Despite the long list of foreign firms, both Sechin and Russian Energy Minister Alexander Novak have said that Western sanctions will not deter Rosneft from pursuing its Arctic plans.
"We will continue working no matter what," Sechin told Bloomberg last month.
Rosneft is planning to drill up to 40 exploration wells in Russia's offshore regions, including the Barents Sea and Sea of Okhotsk with Exxon, Italy's Eni and Norway's Statoil by the end of 2018.
Sechin said in August that Rosneft will spend $400 billion on developing the Arctic shelf through 2030. The company has requested 1.5 trillion rubles ($40.6 billion) from the government to help it deal with the consequences of sanctions.
The oil giant even took steps to secure sophisticated equipment in advance of sanctions. Rosneft is expected to finalize a deal to acquire a 30 percent stake in Norwegian rig operator North Atlantic Drilling later this year giving it ownership of drilling rigs that could be used in the Arctic.

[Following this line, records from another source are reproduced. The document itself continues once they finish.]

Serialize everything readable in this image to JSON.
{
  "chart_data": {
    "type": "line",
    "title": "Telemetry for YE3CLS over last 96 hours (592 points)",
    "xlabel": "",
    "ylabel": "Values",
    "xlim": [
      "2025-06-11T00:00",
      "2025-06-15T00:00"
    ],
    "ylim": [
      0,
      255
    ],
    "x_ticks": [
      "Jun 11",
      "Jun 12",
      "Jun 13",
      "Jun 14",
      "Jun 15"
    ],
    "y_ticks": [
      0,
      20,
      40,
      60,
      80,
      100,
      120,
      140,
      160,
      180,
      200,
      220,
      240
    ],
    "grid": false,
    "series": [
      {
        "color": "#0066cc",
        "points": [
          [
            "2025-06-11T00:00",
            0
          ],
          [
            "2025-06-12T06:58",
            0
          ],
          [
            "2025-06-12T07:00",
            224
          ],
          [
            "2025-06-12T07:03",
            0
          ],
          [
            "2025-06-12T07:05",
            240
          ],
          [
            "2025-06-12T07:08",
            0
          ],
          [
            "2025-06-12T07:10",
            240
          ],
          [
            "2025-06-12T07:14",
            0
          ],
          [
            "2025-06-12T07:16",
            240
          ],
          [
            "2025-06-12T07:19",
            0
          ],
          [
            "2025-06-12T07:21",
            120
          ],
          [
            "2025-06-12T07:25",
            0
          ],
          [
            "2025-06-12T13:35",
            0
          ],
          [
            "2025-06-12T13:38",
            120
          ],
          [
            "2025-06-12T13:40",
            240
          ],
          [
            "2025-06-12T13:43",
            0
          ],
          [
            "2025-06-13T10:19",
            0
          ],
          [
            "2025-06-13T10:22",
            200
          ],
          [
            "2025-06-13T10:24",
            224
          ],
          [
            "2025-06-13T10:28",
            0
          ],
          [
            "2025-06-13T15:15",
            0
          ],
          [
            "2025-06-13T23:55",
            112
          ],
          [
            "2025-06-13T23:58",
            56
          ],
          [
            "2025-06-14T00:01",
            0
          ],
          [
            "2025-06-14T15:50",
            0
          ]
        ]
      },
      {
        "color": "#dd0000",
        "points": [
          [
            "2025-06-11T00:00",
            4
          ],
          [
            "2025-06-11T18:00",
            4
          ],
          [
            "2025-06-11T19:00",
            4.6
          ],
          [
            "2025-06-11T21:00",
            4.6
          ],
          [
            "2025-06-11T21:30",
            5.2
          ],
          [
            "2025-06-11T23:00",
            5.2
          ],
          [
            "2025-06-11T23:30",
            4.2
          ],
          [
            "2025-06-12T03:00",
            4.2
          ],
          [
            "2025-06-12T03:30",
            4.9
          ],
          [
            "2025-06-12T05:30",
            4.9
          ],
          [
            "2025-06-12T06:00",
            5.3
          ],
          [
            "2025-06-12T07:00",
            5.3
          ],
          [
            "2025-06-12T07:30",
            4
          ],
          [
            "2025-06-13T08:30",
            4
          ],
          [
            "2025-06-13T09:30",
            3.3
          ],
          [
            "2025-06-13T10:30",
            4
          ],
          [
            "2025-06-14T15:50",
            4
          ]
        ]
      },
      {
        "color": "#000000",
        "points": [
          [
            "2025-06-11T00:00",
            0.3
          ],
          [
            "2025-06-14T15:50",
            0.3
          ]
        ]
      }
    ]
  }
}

Experts say, however, that this is too little too late, maintaining that sanctions mean Rosneft's ambitious plans cannot be fulfilled by importing equipment from Asia or boosting the domestic oil services industry. Nor does heavily indebted Rosneft, barred from European and U.S. capital markets, have enough ready cash.
"Without the help of Western contractors Rosneft does not have the required competence. … It would be extraordinarily risky," Henderson said. "This is not the sort of project you can do alone."
Addressing delegates at an international conference about the Arctic in the northern city of Salekhard last year, President Vladimir Putin described Russia as "the biggest Arctic power" and promised an "era of industrial breakthrough" in the polar regions.
As well as being a flagship Kremlin project, Arctic oil is also slated to help shore up crude production figures in Russia that is facing declining flow rates at historic fields in western Siberia.
Russian oil output expanded 1 percent year-on-year in 2013 but could fall by as much as 10 percent through 2021, Moscow brokerage Aton said in a report published on Sept. 24.
"The Arctic projects being developed now could be delayed by five or ten years but that does not mean they will not be realized," said Valery Nesterov, an energy analyst at Sberbank CIB.
"It's just a question of time and efficiency," he said.